Roberto Musci & Giovanni Venosta



Fernando Magalhães
10.04.2002 190757

Roberto Musci e Giovanni Venosta são dois músicos italianos que nos anos 80 e 90 gravaram os mais extraordinários álbuns de que há memória, na área da fusão (termo apenas cómodo para definir a síntese sem precedentes desta música sem paralelo) da tecnologia (computadores, samples) com referenciais étnicos, na criação de uma espécie de world music cósmica que arranca do preciso ponto em que ficaram Eno e Byrne, em "My Life in the Bush of Ghosts" e o Jon Hassell, das "músicas do quarto mundo".

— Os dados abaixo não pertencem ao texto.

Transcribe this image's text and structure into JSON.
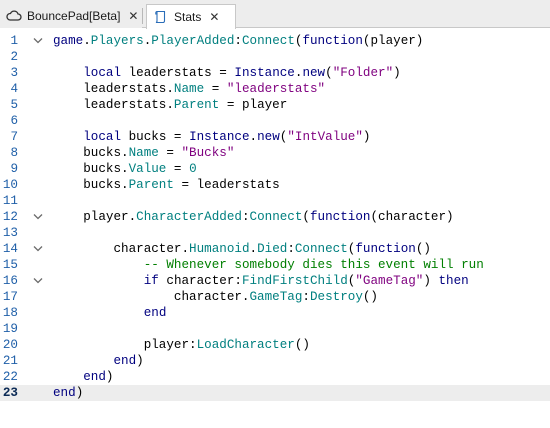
{
  "tabs": [
    {
      "label": "BouncePad[Beta]",
      "icon": "cloud-icon",
      "active": false
    },
    {
      "label": "Stats",
      "icon": "script-icon",
      "active": true
    }
  ],
  "editor": {
    "current_line": 23,
    "lines": [
      {
        "n": "1",
        "fold": true,
        "tokens": [
          [
            "kw",
            "game"
          ],
          [
            "",
            "."
          ],
          [
            "prop",
            "Players"
          ],
          [
            "",
            "."
          ],
          [
            "prop",
            "PlayerAdded"
          ],
          [
            "",
            ":"
          ],
          [
            "prop",
            "Connect"
          ],
          [
            "",
            "("
          ],
          [
            "kw",
            "function"
          ],
          [
            "",
            "(player)"
          ]
        ]
      },
      {
        "n": "2",
        "fold": false,
        "tokens": []
      },
      {
        "n": "3",
        "fold": false,
        "tokens": [
          [
            "",
            "    "
          ],
          [
            "kw",
            "local"
          ],
          [
            "",
            " leaderstats = "
          ],
          [
            "kw",
            "Instance"
          ],
          [
            "",
            "."
          ],
          [
            "kw",
            "new"
          ],
          [
            "",
            "("
          ],
          [
            "str",
            "\"Folder\""
          ],
          [
            "",
            ")"
          ]
        ]
      },
      {
        "n": "4",
        "fold": false,
        "tokens": [
          [
            "",
            "    leaderstats."
          ],
          [
            "prop",
            "Name"
          ],
          [
            "",
            " = "
          ],
          [
            "str",
            "\"leaderstats\""
          ]
        ]
      },
      {
        "n": "5",
        "fold": false,
        "tokens": [
          [
            "",
            "    leaderstats."
          ],
          [
            "prop",
            "Parent"
          ],
          [
            "",
            " = player"
          ]
        ]
      },
      {
        "n": "6",
        "fold": false,
        "tokens": []
      },
      {
        "n": "7",
        "fold": false,
        "tokens": [
          [
            "",
            "    "
          ],
          [
            "kw",
            "local"
          ],
          [
            "",
            " bucks = "
          ],
          [
            "kw",
            "Instance"
          ],
          [
            "",
            "."
          ],
          [
            "kw",
            "new"
          ],
          [
            "",
            "("
          ],
          [
            "str",
            "\"IntValue\""
          ],
          [
            "",
            ")"
          ]
        ]
      },
      {
        "n": "8",
        "fold": false,
        "tokens": [
          [
            "",
            "    bucks."
          ],
          [
            "prop",
            "Name"
          ],
          [
            "",
            " = "
          ],
          [
            "str",
            "\"Bucks\""
          ]
        ]
      },
      {
        "n": "9",
        "fold": false,
        "tokens": [
          [
            "",
            "    bucks."
          ],
          [
            "prop",
            "Value"
          ],
          [
            "",
            " = "
          ],
          [
            "num",
            "0"
          ]
        ]
      },
      {
        "n": "10",
        "fold": false,
        "tokens": [
          [
            "",
            "    bucks."
          ],
          [
            "prop",
            "Parent"
          ],
          [
            "",
            " = leaderstats"
          ]
        ]
      },
      {
        "n": "11",
        "fold": false,
        "tokens": []
      },
      {
        "n": "12",
        "fold": true,
        "tokens": [
          [
            "",
            "    player."
          ],
          [
            "prop",
            "CharacterAdded"
          ],
          [
            "",
            ":"
          ],
          [
            "prop",
            "Connect"
          ],
          [
            "",
            "("
          ],
          [
            "kw",
            "function"
          ],
          [
            "",
            "(character)"
          ]
        ]
      },
      {
        "n": "13",
        "fold": false,
        "tokens": []
      },
      {
        "n": "14",
        "fold": true,
        "tokens": [
          [
            "",
            "        character."
          ],
          [
            "prop",
            "Humanoid"
          ],
          [
            "",
            "."
          ],
          [
            "prop",
            "Died"
          ],
          [
            "",
            ":"
          ],
          [
            "prop",
            "Connect"
          ],
          [
            "",
            "("
          ],
          [
            "kw",
            "function"
          ],
          [
            "",
            "()"
          ]
        ]
      },
      {
        "n": "15",
        "fold": false,
        "tokens": [
          [
            "",
            "            "
          ],
          [
            "cmt",
            "-- Whenever somebody dies this event will run"
          ]
        ]
      },
      {
        "n": "16",
        "fold": true,
        "tokens": [
          [
            "",
            "            "
          ],
          [
            "kw",
            "if"
          ],
          [
            "",
            " character:"
          ],
          [
            "prop",
            "FindFirstChild"
          ],
          [
            "",
            "("
          ],
          [
            "str",
            "\"GameTag\""
          ],
          [
            "",
            ") "
          ],
          [
            "kw",
            "then"
          ]
        ]
      },
      {
        "n": "17",
        "fold": false,
        "tokens": [
          [
            "",
            "                character."
          ],
          [
            "prop",
            "GameTag"
          ],
          [
            "",
            ":"
          ],
          [
            "prop",
            "Destroy"
          ],
          [
            "",
            "()"
          ]
        ]
      },
      {
        "n": "18",
        "fold": false,
        "tokens": [
          [
            "",
            "            "
          ],
          [
            "kw",
            "end"
          ]
        ]
      },
      {
        "n": "19",
        "fold": false,
        "tokens": []
      },
      {
        "n": "20",
        "fold": false,
        "tokens": [
          [
            "",
            "            player:"
          ],
          [
            "prop",
            "LoadCharacter"
          ],
          [
            "",
            "()"
          ]
        ]
      },
      {
        "n": "21",
        "fold": false,
        "tokens": [
          [
            "",
            "        "
          ],
          [
            "kw",
            "end"
          ],
          [
            "",
            ")"
          ]
        ]
      },
      {
        "n": "22",
        "fold": false,
        "tokens": [
          [
            "",
            "    "
          ],
          [
            "kw",
            "end"
          ],
          [
            "",
            ")"
          ]
        ]
      },
      {
        "n": "23",
        "fold": false,
        "tokens": [
          [
            "kw",
            "end"
          ],
          [
            "",
            ")"
          ]
        ]
      }
    ]
  },
  "colors": {
    "keyword": "#00007f",
    "property": "#007f7f",
    "string": "#7f007f",
    "comment": "#007f00",
    "line_number": "#1f5fa8",
    "current_line_bg": "#ededed"
  }
}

Vamos aos álbuns. São todos obras-primas. Em cada uma delas, RM e GV explicam as fontes e processos que utilizaram, samples do estilo "pigmeu da Nova Guiné a lavar os dentes com uma escova elétrica" ou "turista esquimó a esquiar numa pista sintética da Disneylândia" (é o tipo de coisa que estes italianos fazem, mesmo!...), processados através do programa Blábláblá mais um solo de sax barítono jazz e um loop de uma orquestra de gamelão...

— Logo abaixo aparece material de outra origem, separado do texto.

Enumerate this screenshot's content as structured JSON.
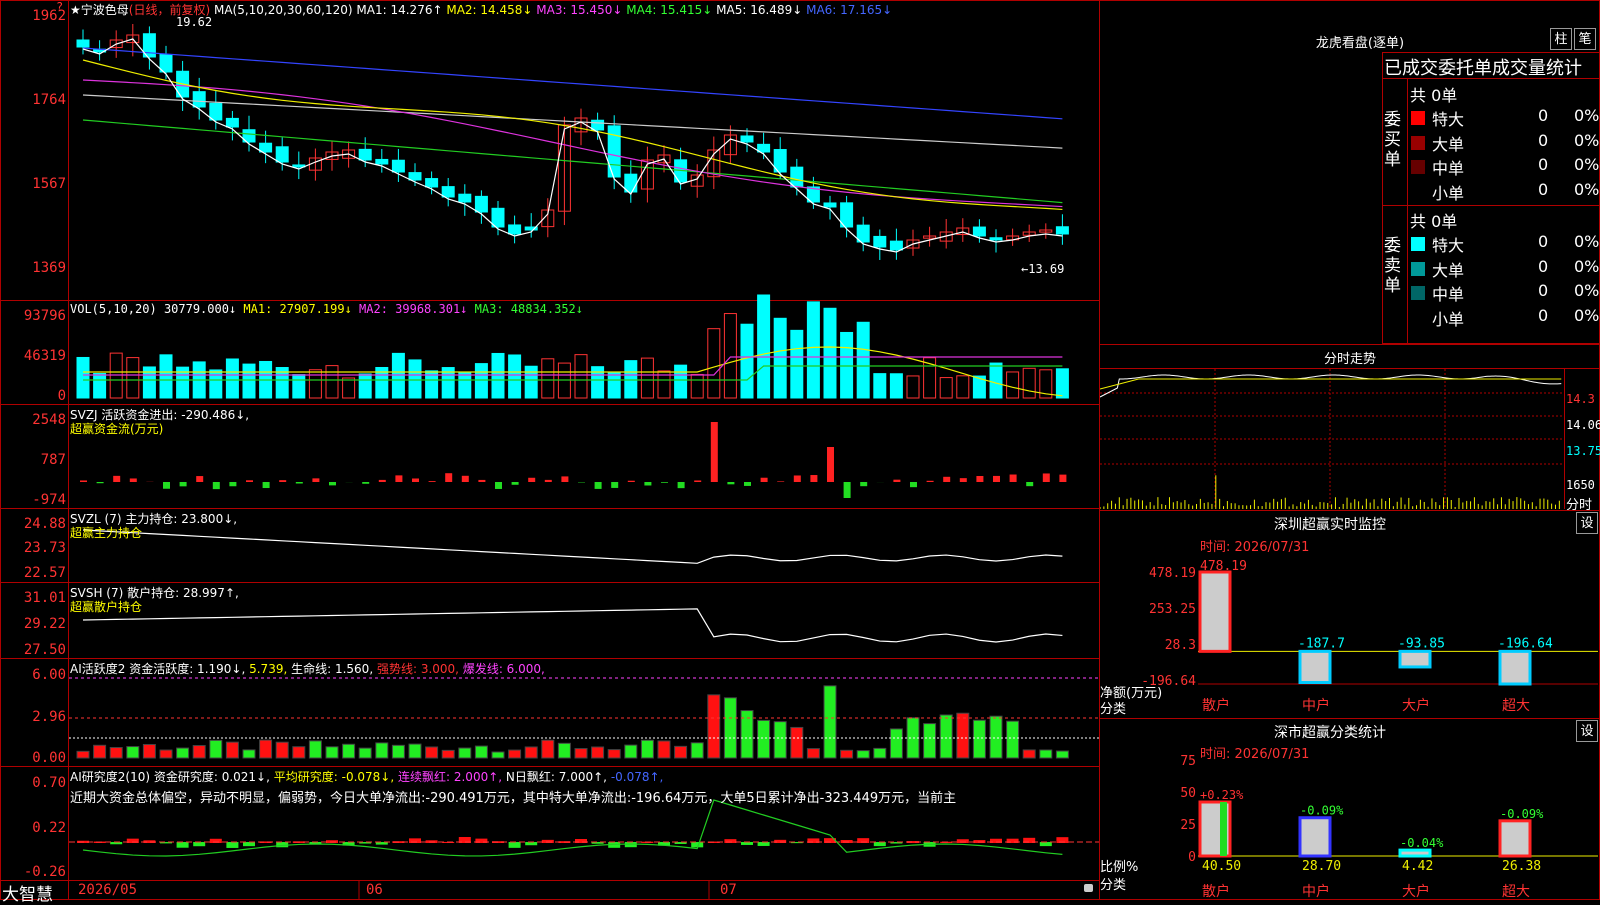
{
  "header": {
    "help_q": "?",
    "stock_name": "★宁波色母",
    "chart_mode": "(日线，前复权)",
    "ma_label": "MA(5,10,20,30,60,120)",
    "ma1": "MA1: 14.276↑",
    "ma2": "MA2: 14.458↓",
    "ma3": "MA3: 15.450↓",
    "ma4": "MA4: 15.415↓",
    "ma5": "MA5: 16.489↓",
    "ma6": "MA6: 17.165↓",
    "high_mark": "19.62",
    "low_mark": "←13.69"
  },
  "price_axis": [
    "1962",
    "1764",
    "1567",
    "1369"
  ],
  "vol": {
    "label": "VOL(5,10,20)",
    "value": "30779.000↓",
    "ma1": "MA1: 27907.199↓",
    "ma2": "MA2: 39968.301↓",
    "ma3": "MA3: 48834.352↓",
    "axis": [
      "93796",
      "46319",
      "0"
    ]
  },
  "svzj": {
    "label": "SVZJ  活跃资金进出: -290.486↓,",
    "sub": "超赢资金流(万元)",
    "axis": [
      "2548",
      "787",
      "-974"
    ]
  },
  "svzl": {
    "label": "SVZL (7) 主力持仓: 23.800↓,",
    "sub": "超赢主力持仓",
    "axis": [
      "24.88",
      "23.73",
      "22.57"
    ]
  },
  "svsh": {
    "label": "SVSH (7) 散户持仓: 28.997↑,",
    "sub": "超赢散户持仓",
    "axis": [
      "31.01",
      "29.22",
      "27.50"
    ]
  },
  "ai_active": {
    "label": "AI活跃度2 资金活跃度: 1.190↓,",
    "v2": "5.739,",
    "life": "生命线: 1.560,",
    "strong": "强势线: 3.000,",
    "burst": "爆发线: 6.000,",
    "axis": [
      "6.00",
      "2.96",
      "0.00"
    ]
  },
  "ai_research": {
    "label": "AI研究度2(10) 资金研究度: 0.021↓,",
    "avg": "平均研究度: -0.078↓,",
    "streak": "连续飘红: 2.000↑,",
    "nday": "N日飘红: 7.000↑,",
    "last": "-0.078↑,",
    "comment": "近期大资金总体偏空，异动不明显，偏弱势，今日大单净流出:-290.491万元，其中特大单净流出:-196.64万元，大单5日累计净出-323.449万元，当前主",
    "axis": [
      "0.70",
      "0.22",
      "-0.26"
    ]
  },
  "dates": [
    "2026/05",
    "06",
    "07"
  ],
  "brand": "大智慧",
  "right": {
    "lhb_title": "龙虎看盘(逐单)",
    "btn_zhu": "柱",
    "btn_bi": "笔",
    "stat_title": "已成交委托单成交量统计",
    "buy_side": "委买单",
    "sell_side": "委卖单",
    "buy_total": "共 0单",
    "sell_total": "共 0单",
    "buy_rows": [
      {
        "name": "特大",
        "count": "0",
        "pct": "0%",
        "color": "#ff0000"
      },
      {
        "name": "大单",
        "count": "0",
        "pct": "0%",
        "color": "#990000"
      },
      {
        "name": "中单",
        "count": "0",
        "pct": "0%",
        "color": "#660000"
      },
      {
        "name": "小单",
        "count": "0",
        "pct": "0%",
        "color": "#000000"
      }
    ],
    "sell_rows": [
      {
        "name": "特大",
        "count": "0",
        "pct": "0%",
        "color": "#00ffff"
      },
      {
        "name": "大单",
        "count": "0",
        "pct": "0%",
        "color": "#009999"
      },
      {
        "name": "中单",
        "count": "0",
        "pct": "0%",
        "color": "#006666"
      },
      {
        "name": "小单",
        "count": "0",
        "pct": "0%",
        "color": "#000000"
      }
    ],
    "intraday_title": "分时走势",
    "intraday_axis": [
      "14.3",
      "14.06",
      "13.75",
      "1650",
      "分时"
    ],
    "monitor_title": "深圳超赢实时监控",
    "monitor_time": "时间: 2026/07/31",
    "monitor_axis": [
      "478.19",
      "253.25",
      "28.3",
      "-196.64"
    ],
    "monitor_unit": "净额(万元)",
    "monitor_cat": "分类",
    "monitor_bars": [
      {
        "cat": "散户",
        "value": 478.19,
        "label": "478.19"
      },
      {
        "cat": "中户",
        "value": -187.7,
        "label": "-187.7"
      },
      {
        "cat": "大户",
        "value": -93.85,
        "label": "-93.85"
      },
      {
        "cat": "超大",
        "value": -196.64,
        "label": "-196.64"
      }
    ],
    "stat2_title": "深市超赢分类统计",
    "stat2_time": "时间: 2026/07/31",
    "stat2_axis": [
      "75",
      "50",
      "25",
      "0"
    ],
    "stat2_unit": "比例%",
    "stat2_cat": "分类",
    "stat2_bars": [
      {
        "cat": "散户",
        "value": 40.5,
        "label": "40.50",
        "chg": "+0.23%"
      },
      {
        "cat": "中户",
        "value": 28.7,
        "label": "28.70",
        "chg": "-0.09%"
      },
      {
        "cat": "大户",
        "value": 4.42,
        "label": "4.42",
        "chg": "-0.04%"
      },
      {
        "cat": "超大",
        "value": 26.38,
        "label": "26.38",
        "chg": "-0.09%"
      }
    ],
    "set_btn": "设"
  }
}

Mas o que poderia soar como uma manta de retalhos, não o é, mas sim uma música de extrema organicidade e originalidade em que as surpresas acontecem em cada segundo!

Os dois primeiros, "Water Messages on Desert Sand" e "Urban and Tribal Portraits" estão condensados num único CD com o selo Recommended (estava no "vendedor" mas acho que alguém já levou...Quem, já não me lembro...ele que se acuse
:) ).

Os posteriores "A Noise, a Sound" e "Losing the Orthodox Path" são mais... "eruditos", num estilo de "música contemporânea de um mundo perdido".

Tanto RM como GV têm também álbuns a solo magníficos, como "Olympic Signals" (Venniosta) e "The Loa of Music" (Musci, o vendedor tem...).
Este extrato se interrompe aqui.